Was aus seiner Sicht also her musste, war ein anderer Ansatz: "Der Grundgedanke war, wenn es die Ärzte und die Physiotherapeuten nicht machen, dann müssen wir die Leute eben selbst dazu befähigen. Und wenn wir das machen, muss es technisch so genau sein, dass es auch funktioniert", erzählt Becker.
Eine technische Entwicklung, die alles andere als trivial war. Also erforschte der Professor vor diesem Hintergrund in zwei EU-Projekten mit Kollegen aus dem norwegischen Trondheim und dem italienischen Bologna, ob es möglich wäre, einen Test mit der App so weit zu entwickeln, dass er für die Menschen selbst durchführbar war. "Unser Ansatz war, dass in diesen Smartphones im Prinzip die ganze Technik verbaut ist, aber weder Apple noch Google bisher solche Tests irgendwo implementiert haben", erklärt er. Auch nicht trivial sei die Frage nach dem wie gewesen. Macht man das in der vorderen Hosentasche oder braucht man dafür einen Gürtel", erinnert sich Becker. Diese Vorentwicklungen seien zwischen 2014 und 2020 in mehrere Doktorarbeiten und technische Entwicklungsschritte gemündet.

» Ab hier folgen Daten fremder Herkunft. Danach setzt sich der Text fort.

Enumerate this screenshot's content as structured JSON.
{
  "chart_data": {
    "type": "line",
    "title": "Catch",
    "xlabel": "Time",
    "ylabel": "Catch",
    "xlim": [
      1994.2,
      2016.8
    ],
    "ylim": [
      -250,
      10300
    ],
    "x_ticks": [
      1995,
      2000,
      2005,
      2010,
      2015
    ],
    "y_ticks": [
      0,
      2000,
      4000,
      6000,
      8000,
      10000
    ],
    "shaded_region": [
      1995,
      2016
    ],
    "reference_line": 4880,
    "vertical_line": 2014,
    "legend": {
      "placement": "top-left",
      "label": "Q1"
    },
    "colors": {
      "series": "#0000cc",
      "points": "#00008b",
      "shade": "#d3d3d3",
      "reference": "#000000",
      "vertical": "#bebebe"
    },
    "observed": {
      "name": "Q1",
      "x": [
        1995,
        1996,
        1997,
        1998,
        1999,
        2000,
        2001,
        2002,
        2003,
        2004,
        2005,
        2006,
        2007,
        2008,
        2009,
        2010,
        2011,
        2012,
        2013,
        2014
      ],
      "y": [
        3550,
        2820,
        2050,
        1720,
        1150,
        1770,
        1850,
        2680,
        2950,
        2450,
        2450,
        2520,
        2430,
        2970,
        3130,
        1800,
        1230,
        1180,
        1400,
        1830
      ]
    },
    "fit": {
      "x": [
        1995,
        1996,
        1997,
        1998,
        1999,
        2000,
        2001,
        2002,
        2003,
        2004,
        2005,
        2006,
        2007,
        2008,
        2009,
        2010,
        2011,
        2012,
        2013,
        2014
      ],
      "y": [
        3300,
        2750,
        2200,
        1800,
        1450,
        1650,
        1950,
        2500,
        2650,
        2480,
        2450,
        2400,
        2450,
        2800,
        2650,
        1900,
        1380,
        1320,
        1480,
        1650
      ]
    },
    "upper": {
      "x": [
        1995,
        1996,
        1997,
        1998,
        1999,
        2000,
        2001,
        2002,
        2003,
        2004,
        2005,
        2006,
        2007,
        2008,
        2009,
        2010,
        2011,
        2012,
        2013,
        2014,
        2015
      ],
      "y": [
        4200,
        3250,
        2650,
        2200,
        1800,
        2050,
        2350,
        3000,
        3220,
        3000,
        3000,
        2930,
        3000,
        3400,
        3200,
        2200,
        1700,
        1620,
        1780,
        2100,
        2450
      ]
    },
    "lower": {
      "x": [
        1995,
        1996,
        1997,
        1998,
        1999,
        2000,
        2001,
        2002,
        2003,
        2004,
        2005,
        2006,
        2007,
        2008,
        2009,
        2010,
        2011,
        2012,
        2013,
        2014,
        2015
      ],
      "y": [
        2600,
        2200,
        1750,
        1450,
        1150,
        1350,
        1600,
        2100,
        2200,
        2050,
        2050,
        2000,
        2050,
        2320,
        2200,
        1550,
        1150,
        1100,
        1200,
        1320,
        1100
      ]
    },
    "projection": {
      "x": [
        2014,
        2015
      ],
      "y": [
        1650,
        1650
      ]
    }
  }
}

Danach seien zwei weitere Schritte gefolgt. "Der eine ist die technische Validierung, damit diese Algorithmen später auch funktionieren. Der andere ist die klinische Validierung. Da wird überprüft, ob das aus Sicht der Betroffenen auch funktioniert und ob es tatsächlich selbst durchführbar ist", erklärt er. Anschließend habe man sogenannte Co-Design-Workshops durchgeführt. "Da ging es darum, ob den Leuten das einleuchtet, wir es verstehen und ob es auch funktioniert", erläutert der Professor.
Die Wissenschaftler erkannten dabei, dass bei einer einmaligen Durchführung die App möglicherweise noch fehleranfällig war. "Also musste man den Test aus unserer Sicht mehrfach durchführen, um dann tatsächlich meistens auch zu sehen, dass die Leute ihn in der zweiten, dritten, vierten Wiederholung flüssiger durchführten. Ganz einfach, weil sie den Test bereits kennengelernt haben", sagt er. Deswegen habe das Team, mit einer kleinen Pause zwischendrin, die Wiederholung auf fünfmal erhöht. "Wir haben gelernt, dass dadurch die Testergebnisse robuster werden und insgesamt das Ganze eben weniger störanfällig war."